Впечатления прошлой зимы, вытесняемые новыми ощущениями, мало-помалу изглаживались из памяти Полиньки, и напускное чувство экзальтированной нежности к Марте охлаждалось. Она вспоминала про Воротынцеву тогда только, когда отец, чтобы подразнить ее, приставал к ней с расспросами про Воротынцевых: не слышно ли чего про их дело и когда же наконец они сюда приедут?

Но теперь эти вопросы Полиньку раздражали, ей хотелось забыть про Марту, и она больше смутилась, чем обрадовалась, когда узнала о ее возвращении в Петербург.

— Да, да, вернулась твоя Марфа Александровна и тотчас про тебя вспомнила, — ухмыляясь, сказал капитан, прохаживаясь по комнате и искоса поглядывая на дочь, в то время как она читала письмо, принесенное казачком от Воротынцевых.

Письмо было очень лаконично.

«Милая Полинька, — написала Марта, — я приехала из деревни и очень была бы рада видеть Вас. Марфа Воротынцева».

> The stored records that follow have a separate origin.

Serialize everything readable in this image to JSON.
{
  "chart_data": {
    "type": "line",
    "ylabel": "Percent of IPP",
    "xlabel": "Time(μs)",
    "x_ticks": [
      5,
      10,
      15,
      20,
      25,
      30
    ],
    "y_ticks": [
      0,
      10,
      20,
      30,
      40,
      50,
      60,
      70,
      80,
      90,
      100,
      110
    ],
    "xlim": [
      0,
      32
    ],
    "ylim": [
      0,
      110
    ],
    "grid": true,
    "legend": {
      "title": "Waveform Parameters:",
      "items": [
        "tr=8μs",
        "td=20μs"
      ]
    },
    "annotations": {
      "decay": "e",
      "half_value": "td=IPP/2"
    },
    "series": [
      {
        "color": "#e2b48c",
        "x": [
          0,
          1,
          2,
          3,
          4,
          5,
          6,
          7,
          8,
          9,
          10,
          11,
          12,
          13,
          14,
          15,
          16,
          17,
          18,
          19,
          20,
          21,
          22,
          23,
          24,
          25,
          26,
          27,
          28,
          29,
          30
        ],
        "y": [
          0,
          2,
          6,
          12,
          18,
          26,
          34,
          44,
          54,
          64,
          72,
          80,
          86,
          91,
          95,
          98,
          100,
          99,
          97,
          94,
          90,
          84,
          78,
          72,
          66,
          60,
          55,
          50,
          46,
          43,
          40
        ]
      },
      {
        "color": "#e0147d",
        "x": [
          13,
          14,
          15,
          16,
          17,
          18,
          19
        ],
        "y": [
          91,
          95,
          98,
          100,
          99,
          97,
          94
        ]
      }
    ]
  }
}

— Я казачка-то допросил, — продолжал между тем старик, — все ли у них благополучно. «Слава Богу, — говорит, — барыня хворает, а барышня ничего. А лошадей, — говорит, — мы теперь одну только четверку держим. Барышня с маленькими братцами из деревни приехала. Барыня там осталась. Из людей одного только Михаила Ивановича, да двух лакеев с тремя казачками взяли, да женского пола шесть душ, тут и прачки, и судомойки, и горничные. А кушать им будет готовить старший поваренок Проша, старик повар при барыне остался». Все мне отрапортовал, шельмец.

— А экипаж она за мной прислала? — спросила Полинька.

— Нет, не прислала. Я же тебе сказал, что лошадей на конюшне у них теперь одна только четверка. Как приехала, так в Казанский собор отправилась, панихиду по отце отслужила. Вперед уж панихида-то была заказана. А вернувшись, за дела принялась, вплоть до обеда письма писала и разослала их с камердинером куда следовало — все к прежним отцовским друзьям, которые в былое время за честь и за счастье считали знакомство с ними водить, а теперь… Интересно знать, как они с нею теперь обойдутся! — и, снова пытливо глянув из-под нависших бровей на дочь, он угрюмо вымолвил: — Пошевеливаться стали, поди чай, те, что законного наследника руку держат. Наследник! Незаконный мещанки сын, хорош наследник!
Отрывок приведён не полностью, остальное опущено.